The Northern Pacific had completed a transcontinental line from Minnesota to Eastern Washington by 1883. However, to reach Puget Sound, its trains had to use the tracks of the rival Oregon Railway &
Navigation Company from the mouth of the Snake River down the Columbia
River past Portland, Oregon, before before being barged across the Columbia to Kalama in
Cowlitz County and continuing north to
Tacoma. By 1881, the Northern Pacific was surveying a route for a Cascade Branch that would cross the Columbia near the mouth of the Snake, then follow the Yakima valley toward the Cascade Mountains, which it would cross at Stampede Pass.
An Engineering Challenge
Northern Pacific construction engineer J. T. Kingsbury concluded that the best place to cross the Columbia was four miles upriver from the Northern Pacific town of Ainsworth at the mouth of the Snake River.
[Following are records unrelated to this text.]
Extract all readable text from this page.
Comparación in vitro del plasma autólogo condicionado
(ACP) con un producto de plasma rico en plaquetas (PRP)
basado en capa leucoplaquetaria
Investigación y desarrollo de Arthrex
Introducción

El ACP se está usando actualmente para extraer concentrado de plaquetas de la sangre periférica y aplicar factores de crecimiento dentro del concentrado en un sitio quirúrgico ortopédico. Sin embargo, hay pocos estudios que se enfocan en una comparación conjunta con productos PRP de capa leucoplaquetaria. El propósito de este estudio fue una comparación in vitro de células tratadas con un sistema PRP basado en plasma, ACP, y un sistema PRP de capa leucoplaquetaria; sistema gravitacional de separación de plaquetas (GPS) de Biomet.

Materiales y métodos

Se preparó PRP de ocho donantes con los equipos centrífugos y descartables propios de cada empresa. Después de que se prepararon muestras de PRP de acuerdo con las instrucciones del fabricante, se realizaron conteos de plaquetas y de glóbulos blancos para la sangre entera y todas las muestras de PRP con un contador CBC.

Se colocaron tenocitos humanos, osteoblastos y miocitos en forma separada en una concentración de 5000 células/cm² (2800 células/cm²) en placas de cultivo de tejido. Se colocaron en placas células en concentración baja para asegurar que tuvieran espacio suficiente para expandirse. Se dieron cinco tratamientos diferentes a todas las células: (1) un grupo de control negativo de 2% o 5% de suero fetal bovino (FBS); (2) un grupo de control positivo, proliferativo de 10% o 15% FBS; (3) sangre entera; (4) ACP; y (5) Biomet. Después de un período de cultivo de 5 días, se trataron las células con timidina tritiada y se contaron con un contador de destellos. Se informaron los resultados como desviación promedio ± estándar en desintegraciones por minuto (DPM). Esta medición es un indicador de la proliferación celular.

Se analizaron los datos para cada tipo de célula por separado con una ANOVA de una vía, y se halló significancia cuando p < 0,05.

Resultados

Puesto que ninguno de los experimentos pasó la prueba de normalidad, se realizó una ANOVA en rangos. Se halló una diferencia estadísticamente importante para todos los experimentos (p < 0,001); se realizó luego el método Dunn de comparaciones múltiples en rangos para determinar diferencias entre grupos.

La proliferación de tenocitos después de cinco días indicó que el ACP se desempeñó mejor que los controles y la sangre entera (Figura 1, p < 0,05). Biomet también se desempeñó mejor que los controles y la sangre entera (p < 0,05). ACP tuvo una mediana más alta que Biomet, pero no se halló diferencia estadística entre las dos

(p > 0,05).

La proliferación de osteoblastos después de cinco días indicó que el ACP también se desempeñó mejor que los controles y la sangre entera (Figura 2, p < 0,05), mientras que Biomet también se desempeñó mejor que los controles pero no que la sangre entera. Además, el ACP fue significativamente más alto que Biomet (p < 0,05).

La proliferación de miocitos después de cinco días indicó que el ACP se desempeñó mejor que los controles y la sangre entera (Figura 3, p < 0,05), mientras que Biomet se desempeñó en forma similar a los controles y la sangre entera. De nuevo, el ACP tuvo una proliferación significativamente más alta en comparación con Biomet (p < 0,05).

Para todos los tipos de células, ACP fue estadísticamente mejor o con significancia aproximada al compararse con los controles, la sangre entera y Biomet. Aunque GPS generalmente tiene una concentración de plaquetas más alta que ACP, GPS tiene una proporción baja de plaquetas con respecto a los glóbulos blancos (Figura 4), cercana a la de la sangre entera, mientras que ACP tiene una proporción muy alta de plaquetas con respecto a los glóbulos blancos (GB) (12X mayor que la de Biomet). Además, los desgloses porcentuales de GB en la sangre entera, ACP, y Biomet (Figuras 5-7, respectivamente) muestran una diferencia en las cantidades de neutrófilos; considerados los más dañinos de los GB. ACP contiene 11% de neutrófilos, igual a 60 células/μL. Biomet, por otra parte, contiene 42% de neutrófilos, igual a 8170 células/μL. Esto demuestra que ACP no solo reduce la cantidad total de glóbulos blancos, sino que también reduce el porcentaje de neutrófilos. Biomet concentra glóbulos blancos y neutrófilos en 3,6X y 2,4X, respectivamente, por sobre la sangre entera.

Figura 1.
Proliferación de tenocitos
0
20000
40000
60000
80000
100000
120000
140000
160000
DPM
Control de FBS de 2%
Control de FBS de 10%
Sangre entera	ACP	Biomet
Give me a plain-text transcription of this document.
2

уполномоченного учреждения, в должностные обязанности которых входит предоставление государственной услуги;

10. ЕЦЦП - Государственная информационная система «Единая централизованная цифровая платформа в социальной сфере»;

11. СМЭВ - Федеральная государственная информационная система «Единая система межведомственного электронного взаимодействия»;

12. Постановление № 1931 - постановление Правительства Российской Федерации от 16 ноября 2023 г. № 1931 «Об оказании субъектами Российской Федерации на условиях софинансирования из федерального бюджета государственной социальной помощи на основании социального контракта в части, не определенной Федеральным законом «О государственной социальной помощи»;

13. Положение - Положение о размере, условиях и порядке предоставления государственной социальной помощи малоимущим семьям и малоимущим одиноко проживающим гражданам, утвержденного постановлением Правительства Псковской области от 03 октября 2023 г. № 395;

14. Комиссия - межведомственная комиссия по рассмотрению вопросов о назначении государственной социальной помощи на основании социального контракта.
Since the existing track and town were four miles below the proposed crossing, the Northern Pacific built a new section of track to the crossing site, where it established the town of Pasco.
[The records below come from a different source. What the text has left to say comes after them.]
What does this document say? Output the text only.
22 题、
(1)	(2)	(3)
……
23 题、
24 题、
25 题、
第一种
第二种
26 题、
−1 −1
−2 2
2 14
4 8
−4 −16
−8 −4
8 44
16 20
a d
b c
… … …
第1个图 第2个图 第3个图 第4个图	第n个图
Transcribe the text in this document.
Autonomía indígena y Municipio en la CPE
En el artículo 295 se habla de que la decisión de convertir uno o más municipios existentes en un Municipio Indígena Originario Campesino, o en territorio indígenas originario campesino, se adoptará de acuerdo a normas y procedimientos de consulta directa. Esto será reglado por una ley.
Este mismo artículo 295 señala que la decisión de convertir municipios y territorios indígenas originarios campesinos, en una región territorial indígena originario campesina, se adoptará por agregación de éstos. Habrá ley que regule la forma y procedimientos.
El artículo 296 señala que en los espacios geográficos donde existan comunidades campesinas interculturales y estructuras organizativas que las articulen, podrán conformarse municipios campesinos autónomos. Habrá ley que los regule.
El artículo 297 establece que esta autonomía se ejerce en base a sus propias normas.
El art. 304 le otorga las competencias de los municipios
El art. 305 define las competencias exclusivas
Trains were ferried by steamer across the Columbia to Kennewick on the west bank until the bridge could be constructed. Doing so was a major engineering challenge. At high water, the river at the crossing point was almost a half mile wide and 45 feet deep, with a current of up to seven miles per hour. The Northern Pacific’s finances were not strong, and the company opted against building a bridge with solid masonry piers and an all-iron superstructure. Instead, utilizing the timber that was abundant along its Cascade Branch line, the company designed a timber-and-iron superstructure resting on stone-filled crib piers of timber with nested-pile foundations. The bridge would consist of nine through-truss spans, five on the Pasco side and four on the Kennewick side, with a drawspan in the middle. The total length of the bridge was 2,587 feet.
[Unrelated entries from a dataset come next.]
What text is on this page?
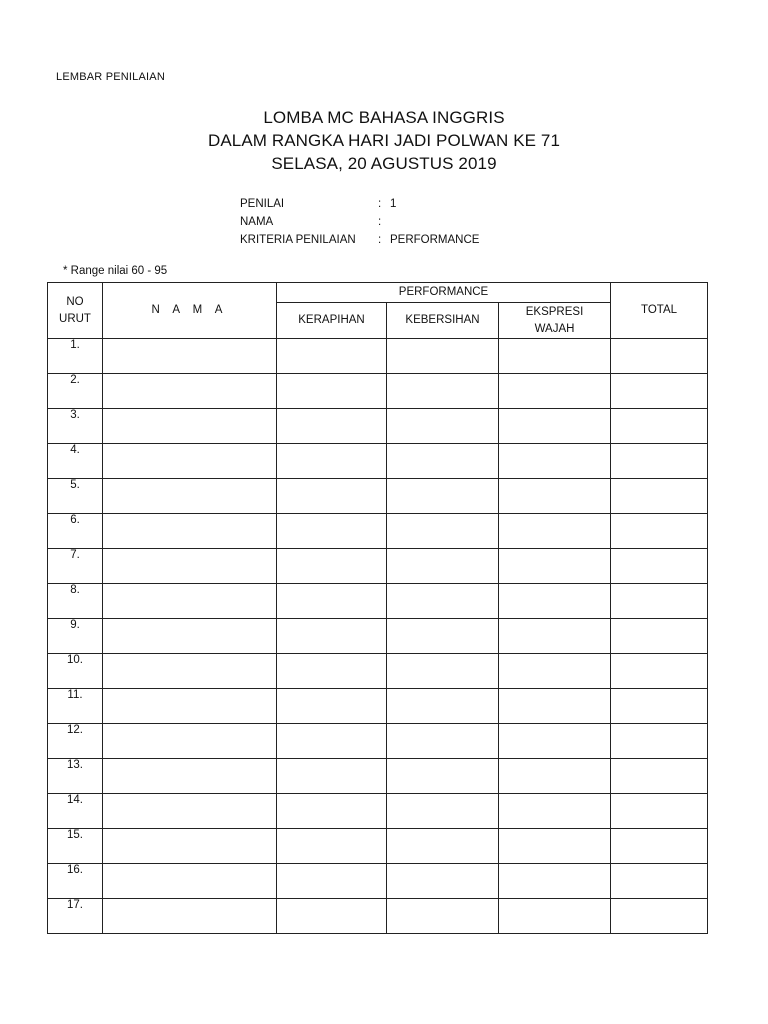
LEMBAR PENILAIAN
LOMBA MC BAHASA INGGRIS
DALAM RANGKA HARI JADI POLWAN KE 71
SELASA, 20 AGUSTUS 2019
PENILAI	: 1
NAMA	:
KRITERIA PENILAIAN : PERFORMANCE
* Range nilai 60 - 95
NO
URUT	N A M A	PERFORMANCE			TOTAL
		KERAPIHAN	KEBERSIHAN	EKSPRESI
WAJAH	

1.					
2.					
3.					
4.					
5.					
6.					
7.					
8.					
9.					
10.					
11.					
12.					
13.					
14.					
15.					
16.					
17.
Hoffman & Bates was awarded the bridge construction contract in early May 1887, but could not begin work until June, after high water. At the same time, L. C. Eaton was hired to cut the best fir timber in the Teanaway region of the eastern Cascades for use in the trusses. In October 1887 the "grillage" (multiple layers of 12 by 12 timbers) for the pier on which the drawspan would pivot was floated into the middle of the river, and masons began erecting the stonework for the pier on top of it. The plan was that as the pier was built, the grillage would gradually sink onto the piles placed below, but the timber was more buoyant than anticipated and instead of sinking, it became top heavy and overturned when hit by the wake of a passing steamer. All but one workman jumped to safety. Charles Ericson, who had a recent leg injury, could not jump in time and drowned.
First Through Trains
Despite the accident, construction pushed ahead. On December 3, 1887, the company declared the temporary bridge ready and trains began to cross on their way through to Tacoma. The bridge did not remain open long. Early in January 1888 ice swept away part of the bridge’s falsework. Then on January 18, 1888, workers using explosives to clear some of the ice that had built up on the Kennewick side let loose about an acre of ice which swept downriver and cut off the piers on either side of the drawspan. Three hundred feet of bridge sagged, hanging by the rails. Workers were able to remove the rails, but the roadbed fell into the river and was lost.
Not until April 1888 was the temporary bridge repaired and able to carry trains across the Columbia again. Work continued on the permanent bridge, and claimed two more lives on June 12, 1888, when two workers fell into the river from the bridge superstructure. The last span was put in place on July 14, 1888. Soon thereafter, the Columbia River bridge was completed. The Stampede Tunnel had opened to traffic on May 27, 1888, replacing a temporary track over the pass, so the bridge marked the final completion of the Cascade Branch and of the Northern Pacific’s transcontinental route.
The present day (2003) bridge at this location has been substantially rebuilt.
Peter J. Lewty, To the Columbia Gateway (Pullman: Washington State University Press, 1987), 48-49, 116; Lewty, Across the Columbia Plain (Pullman: Washington State University Press, 1995), 47, 51-52, 57, 64, 67-70.